Governante e congressistas se identificam com o quadro retrocitado. Duas das importantes instituições públicas (Poder Executivo e Poder Legislativo) agem com a maior desfaçatez apropriando-se de dinheiro pertencente a credores por decisão judicial, para distribuí-lo a um contingente de hipossuficientes. O que é pior, cogita-se de utilizar parte dos recursos surrupiados para engordar o fundo eleitoral e majorar os valores das emendas do Relator.
Uma população esclarecida jamais poderia aceitar, muito menos aplaudir essa ação ignóbil que denigre a imagem do Estado, dentro e fora do País, pela prática de conduta ilegal, inconstitucional, imoral e caracterizadora de infração penal.
Essa PEC 23/21 é materialmente inconstitucional, por violar em bloco, o princípio da universalidade de jurisdição; o princípio da razoável duração do processo; o princípio do direito adquirido, do ato jurídico perfeito e da coisa julgada; os princípios da irretroatividade, da legalidade, da impessoalidade e da eficiência; além de atentar contra o direito de propriedade, todos protegidos em nível da cláusula pétrea.
Padece, também, do vício do processo legislativo, porque o Presidente da Câmara convocou, por via remota, 17 deputados que se encontravam no exterior participando dos trabalhos da COP 26, em Glasgow, Escócia, para votarem, sem terem a menor noção do que estava sendo debatido, sabendo unicamente que cada deputado que votasse favoravelmente à aprovação da PEC 23/21 faria jus a R$ 15 milhões, a título de Emenda do Relator. Resultado, a PEC 23/21 foi aprovada em 1º e 2º turnos superando com tranqüilidade os 308 votos necessários.
Dessa forma, à imoralidade material soma-se a imoralidade processual.
Nem a decisão monocrática da ministra Rosa Weber, que proibiu o pagamento dessa Emenda do Relator por ausência de transparência, publicidade e de mecanismos de controle e fiscalização da despesa abalou a firme determinação do Presidente da Câmara de manter o calendário da votação em segundo turno, que acabou acontecendo, como se viu.
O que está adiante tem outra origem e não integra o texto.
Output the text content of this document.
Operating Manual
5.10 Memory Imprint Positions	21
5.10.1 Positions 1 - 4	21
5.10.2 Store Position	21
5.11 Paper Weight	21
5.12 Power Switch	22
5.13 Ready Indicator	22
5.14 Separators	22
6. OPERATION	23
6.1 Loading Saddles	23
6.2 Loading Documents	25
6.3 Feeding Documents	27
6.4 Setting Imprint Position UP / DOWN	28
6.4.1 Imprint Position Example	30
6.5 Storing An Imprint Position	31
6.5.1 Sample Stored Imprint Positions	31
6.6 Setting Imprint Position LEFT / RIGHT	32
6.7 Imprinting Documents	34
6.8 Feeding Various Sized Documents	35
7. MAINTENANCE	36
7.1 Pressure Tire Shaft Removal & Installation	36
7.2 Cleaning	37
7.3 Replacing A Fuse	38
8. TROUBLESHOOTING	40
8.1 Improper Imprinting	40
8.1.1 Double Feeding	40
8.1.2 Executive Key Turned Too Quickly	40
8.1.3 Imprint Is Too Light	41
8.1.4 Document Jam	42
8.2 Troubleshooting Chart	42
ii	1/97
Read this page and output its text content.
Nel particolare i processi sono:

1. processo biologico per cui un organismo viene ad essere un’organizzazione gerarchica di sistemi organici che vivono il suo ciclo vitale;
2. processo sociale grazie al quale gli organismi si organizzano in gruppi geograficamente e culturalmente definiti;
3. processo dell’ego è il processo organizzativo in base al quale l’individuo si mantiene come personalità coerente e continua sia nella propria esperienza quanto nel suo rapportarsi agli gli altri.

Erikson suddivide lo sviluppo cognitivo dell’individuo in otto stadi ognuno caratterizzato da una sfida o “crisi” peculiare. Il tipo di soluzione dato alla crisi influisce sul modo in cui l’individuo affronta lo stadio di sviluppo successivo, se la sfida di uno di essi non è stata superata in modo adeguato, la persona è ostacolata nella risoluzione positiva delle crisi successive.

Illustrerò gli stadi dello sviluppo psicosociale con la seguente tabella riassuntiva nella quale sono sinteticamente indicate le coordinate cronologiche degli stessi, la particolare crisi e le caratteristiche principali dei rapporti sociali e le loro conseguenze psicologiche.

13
Esse episódio representa uma verdadeira radiografia moral dos componentes dos Poderes Executivo e Legislativo que transformam o Estado Federal Brasileiro em um ser aético despido de moral e de pudor. Os 323 parlamentares que votaram pela aprovação dessa PEC 23/21, bem como o governante que a patrocina são pessoas não habilitadas para o nobre exercício de cargos públicos e, por isso, devem ter seus nomes guardados na memória da população ordeira, para que sejam expurgados da vida pública nas eleições de 2022, por calotearem os credores por precatórios e que estão, aos poucos, morrendo à espera do prolongado tempo para percepção de seus créditos.